Optimization of informative features. A The SFS curves for the ACC of ‘class’ and ‘prob’ features. B The SFS curves for the MCC of ‘class’ and ‘prob’ features. The x-axis represents the incremental numbers of informative features. The y-axis represents the metric for the ACC and MCC. The ACC is marked in blue, while the MCC is marked in yellow

Performance of the informative features

Two types of information features, the class label and probabilistic prediction, were received from the 67 RF predictors. As shown in Table 3, the features for class information slightly outperformed the features for probabilistic information. In terms of ACC and MCC, the performances based on class information were 94.0% and 87.9%, while those based on probabilistic information were 93.9% and 87.7%. The performance based on the optimal probabilistic features increased from 93.9 to 94.1% for ACC and from 87.7 to 88.2% for MCC. The performance based on optimal class features increased from 94.0 to 94.2% for ACC and from 87.9 to 88.4% for MCC. The performances of the optimal features were better than those of the original features.

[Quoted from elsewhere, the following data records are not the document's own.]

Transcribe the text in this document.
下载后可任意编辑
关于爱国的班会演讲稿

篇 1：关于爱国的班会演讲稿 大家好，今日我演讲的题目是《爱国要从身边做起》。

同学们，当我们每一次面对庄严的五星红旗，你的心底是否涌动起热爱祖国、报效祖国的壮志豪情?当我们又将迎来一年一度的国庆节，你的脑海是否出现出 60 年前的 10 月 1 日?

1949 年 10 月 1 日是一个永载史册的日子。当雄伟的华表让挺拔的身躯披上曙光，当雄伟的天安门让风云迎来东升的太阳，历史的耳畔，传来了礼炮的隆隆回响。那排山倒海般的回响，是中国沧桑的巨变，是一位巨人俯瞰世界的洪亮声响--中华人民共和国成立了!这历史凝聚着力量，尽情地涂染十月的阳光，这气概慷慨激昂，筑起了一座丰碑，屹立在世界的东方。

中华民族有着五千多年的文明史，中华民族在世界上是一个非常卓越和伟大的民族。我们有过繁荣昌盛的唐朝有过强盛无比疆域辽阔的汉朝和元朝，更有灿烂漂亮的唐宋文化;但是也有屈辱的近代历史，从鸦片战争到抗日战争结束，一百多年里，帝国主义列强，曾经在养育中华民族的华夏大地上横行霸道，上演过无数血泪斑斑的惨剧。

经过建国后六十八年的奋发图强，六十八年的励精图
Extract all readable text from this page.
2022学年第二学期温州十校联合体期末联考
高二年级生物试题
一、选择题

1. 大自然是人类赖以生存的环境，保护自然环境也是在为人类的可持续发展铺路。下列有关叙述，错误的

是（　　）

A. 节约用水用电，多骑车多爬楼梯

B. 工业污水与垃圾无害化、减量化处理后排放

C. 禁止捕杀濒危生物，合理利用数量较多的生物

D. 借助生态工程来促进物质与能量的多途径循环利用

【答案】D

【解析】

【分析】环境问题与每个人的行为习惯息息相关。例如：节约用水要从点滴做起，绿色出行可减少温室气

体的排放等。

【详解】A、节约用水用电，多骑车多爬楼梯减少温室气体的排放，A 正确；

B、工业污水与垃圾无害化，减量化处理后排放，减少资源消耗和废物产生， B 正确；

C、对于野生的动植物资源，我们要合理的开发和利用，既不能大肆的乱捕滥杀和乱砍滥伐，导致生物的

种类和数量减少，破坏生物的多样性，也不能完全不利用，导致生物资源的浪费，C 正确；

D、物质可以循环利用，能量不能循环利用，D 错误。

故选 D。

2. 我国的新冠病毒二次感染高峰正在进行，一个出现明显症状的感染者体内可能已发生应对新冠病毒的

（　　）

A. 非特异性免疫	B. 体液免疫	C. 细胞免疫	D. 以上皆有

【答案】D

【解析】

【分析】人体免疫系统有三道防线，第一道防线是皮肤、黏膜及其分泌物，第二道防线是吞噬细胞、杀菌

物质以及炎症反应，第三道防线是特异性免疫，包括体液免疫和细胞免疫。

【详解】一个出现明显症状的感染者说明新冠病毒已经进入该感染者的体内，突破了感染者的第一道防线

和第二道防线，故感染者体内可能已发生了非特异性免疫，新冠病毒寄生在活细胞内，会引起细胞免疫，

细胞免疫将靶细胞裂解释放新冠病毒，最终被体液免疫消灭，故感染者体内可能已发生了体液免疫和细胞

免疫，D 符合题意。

Table 3 Performance of the informative features

Comparison of informative features and amino acid features

In this paper, amino acid features were encoded from individual descriptors and input into the RF predictor to generate the informative features. To explore the power of the optimal subset of informative features, we compared the performance of the optimized informative features and the corresponding amino acid features. As shown in Table 4, there were differences in the performances of the optimal class feature and the amino acid features. The maximum ACC of 94.2% and maximum MCC of 88.4% were obtained from the optimal class feature, which were approximately 0.2–3% and 0.3–6% greater than those from amino acid features. It was notable that only four features were used for the optimal class feature, whereas OLP (k = 28) used 308 features, PC-PseAAC (λ = 6) used 27 features, GGAP (k = 5) used 441 features, and BIT20 (k = 12) used 240 features. The number for the optimal class feature was obviously lower than that for amino acid features.

Table 4 Performance of the optimal class features

As shown in Table 5, there were also differences in the performances of the optimal probabilistic feature and corresponding amino acid features. The maximum ACC of 94.1% and maximum MCC of 88.2% were obtained from the optimal probabilistic feature, which were approximately 0.3–3% and 0.6–6% greater than those of amino acid features. It was also notable that only three features were used for the optimal probabilistic feature, whereas BIT21 (k = 32) used 672 features, BIT20 (k = 4) used 80 features, AAC used 20 features, and BIT21 (k = 4) used 84 features. The number for the optimal probabilistic feature was obviously lower than that for amino acid features.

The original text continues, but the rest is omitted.